The article does not mention this, but I've read elsewhere that amygdala is a part of the brain that gets a good trashing during the second mass extinction of brain cells that take place around the age of 40 or so. (The first and by far most extreme mass death of brain connections takes place during puberty.) This makes sense, in a way. If people have kept alive that far, there may be reason to turn down the worry knob. You wouldn't want a grown-up to be too worried about his own skin to sacrifice himself for the next generation, after all. If need be.

So the midlife crisis is perhaps after all biological rather than psychological. But the reason why it's often a crisis rather than an improvement, may hinge on a culture that does not accept that we change as we age. A culture that demands childhood to last till we're 25 and youth till we're 70.

Methinks a child should seek knowledge, a youth should seek insight, and us grown-ups should seek wisdom. Each builds on the level below.

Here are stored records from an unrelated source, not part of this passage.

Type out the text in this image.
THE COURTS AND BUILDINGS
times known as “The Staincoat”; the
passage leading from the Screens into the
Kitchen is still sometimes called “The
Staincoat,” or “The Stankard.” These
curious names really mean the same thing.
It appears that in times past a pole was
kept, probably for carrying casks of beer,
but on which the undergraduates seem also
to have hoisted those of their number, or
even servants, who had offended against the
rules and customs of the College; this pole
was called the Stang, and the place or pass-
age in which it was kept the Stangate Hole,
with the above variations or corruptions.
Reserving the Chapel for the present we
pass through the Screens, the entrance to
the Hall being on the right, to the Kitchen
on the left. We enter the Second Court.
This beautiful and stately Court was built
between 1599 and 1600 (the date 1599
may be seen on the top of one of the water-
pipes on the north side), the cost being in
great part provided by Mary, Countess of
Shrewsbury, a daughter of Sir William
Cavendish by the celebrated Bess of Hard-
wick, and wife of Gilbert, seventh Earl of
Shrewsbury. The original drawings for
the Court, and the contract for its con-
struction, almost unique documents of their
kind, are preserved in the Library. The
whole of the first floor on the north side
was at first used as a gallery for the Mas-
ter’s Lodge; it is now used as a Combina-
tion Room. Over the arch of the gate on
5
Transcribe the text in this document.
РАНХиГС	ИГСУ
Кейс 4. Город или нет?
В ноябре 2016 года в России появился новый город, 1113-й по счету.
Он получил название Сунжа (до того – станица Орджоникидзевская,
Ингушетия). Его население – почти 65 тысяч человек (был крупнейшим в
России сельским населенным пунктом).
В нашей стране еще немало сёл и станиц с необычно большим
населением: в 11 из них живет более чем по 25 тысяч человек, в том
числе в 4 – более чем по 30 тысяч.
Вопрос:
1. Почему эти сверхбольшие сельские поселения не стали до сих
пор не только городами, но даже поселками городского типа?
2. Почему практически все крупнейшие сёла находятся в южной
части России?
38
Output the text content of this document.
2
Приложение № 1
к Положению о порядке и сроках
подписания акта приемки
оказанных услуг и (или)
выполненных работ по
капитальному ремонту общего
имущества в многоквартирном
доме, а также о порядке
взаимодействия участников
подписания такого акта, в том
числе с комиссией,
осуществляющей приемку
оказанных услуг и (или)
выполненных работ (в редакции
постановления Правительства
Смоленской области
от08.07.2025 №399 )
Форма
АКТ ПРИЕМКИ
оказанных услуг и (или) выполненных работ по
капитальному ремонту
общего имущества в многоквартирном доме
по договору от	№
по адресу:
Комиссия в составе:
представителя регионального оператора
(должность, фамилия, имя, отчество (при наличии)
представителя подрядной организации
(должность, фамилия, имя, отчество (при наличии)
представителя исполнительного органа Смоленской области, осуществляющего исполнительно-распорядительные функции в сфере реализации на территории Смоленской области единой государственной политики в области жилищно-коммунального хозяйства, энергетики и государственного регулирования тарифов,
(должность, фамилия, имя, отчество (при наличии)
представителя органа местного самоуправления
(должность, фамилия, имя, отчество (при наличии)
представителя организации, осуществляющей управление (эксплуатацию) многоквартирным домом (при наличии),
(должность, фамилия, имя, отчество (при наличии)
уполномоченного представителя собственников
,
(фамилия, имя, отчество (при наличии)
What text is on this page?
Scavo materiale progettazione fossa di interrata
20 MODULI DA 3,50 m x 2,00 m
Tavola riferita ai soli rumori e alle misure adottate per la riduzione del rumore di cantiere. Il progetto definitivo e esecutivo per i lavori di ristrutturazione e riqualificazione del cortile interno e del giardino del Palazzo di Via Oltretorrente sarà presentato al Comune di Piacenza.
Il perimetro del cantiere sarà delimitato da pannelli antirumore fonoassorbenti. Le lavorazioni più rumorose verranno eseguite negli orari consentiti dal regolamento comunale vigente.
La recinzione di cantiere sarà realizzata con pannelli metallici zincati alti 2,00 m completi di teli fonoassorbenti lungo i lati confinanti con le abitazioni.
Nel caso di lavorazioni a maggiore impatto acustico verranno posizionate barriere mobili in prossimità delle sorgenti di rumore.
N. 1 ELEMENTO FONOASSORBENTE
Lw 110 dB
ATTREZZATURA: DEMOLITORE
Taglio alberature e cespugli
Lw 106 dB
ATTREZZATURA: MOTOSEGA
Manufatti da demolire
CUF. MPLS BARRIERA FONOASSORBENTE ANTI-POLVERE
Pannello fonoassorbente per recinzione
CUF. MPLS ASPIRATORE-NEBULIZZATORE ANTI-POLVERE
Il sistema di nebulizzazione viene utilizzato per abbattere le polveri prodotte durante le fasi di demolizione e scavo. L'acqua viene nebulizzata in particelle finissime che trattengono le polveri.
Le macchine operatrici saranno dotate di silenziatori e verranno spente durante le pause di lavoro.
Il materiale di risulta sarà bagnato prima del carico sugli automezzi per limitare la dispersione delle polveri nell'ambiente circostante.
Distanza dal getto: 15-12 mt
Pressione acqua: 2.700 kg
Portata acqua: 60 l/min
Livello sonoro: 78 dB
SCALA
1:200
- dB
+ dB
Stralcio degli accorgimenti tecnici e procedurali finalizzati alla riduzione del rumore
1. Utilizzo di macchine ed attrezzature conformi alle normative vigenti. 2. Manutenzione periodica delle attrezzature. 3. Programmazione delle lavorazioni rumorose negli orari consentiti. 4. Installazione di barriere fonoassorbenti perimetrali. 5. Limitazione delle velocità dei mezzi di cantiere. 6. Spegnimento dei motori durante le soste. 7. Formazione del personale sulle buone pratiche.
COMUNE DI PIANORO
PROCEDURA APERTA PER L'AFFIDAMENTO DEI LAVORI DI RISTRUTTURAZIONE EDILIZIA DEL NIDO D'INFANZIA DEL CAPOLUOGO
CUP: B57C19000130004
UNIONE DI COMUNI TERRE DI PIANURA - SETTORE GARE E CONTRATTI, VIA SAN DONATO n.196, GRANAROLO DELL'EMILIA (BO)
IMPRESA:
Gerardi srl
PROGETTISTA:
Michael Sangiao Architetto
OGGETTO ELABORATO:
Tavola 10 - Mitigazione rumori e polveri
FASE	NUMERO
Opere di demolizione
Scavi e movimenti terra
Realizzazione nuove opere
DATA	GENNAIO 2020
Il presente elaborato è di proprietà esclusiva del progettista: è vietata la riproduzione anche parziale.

We start close up, just seeing random details of the world. But as we walk on, the trees fade and we start to see the forest.

Reading about depression isn't the most uplifting thing to do, even when you're not depressed yourself. And I hardly think I am. That's sort of funny, because statistically I should be smack in the middle of the swamp. Good thing I'm not. I hear depression is really, really bad. For oneself and others.


[1] I am aware that some of you claim to not have and not need a religion. To which I say, bah. You may not believe in a god. So what? Buddhism is an atheist religion. If you believe in something that makes life worth the struggle, beyond the next meal, the next coitus or the next fix of dope, that's your religion. If not, too bad for you.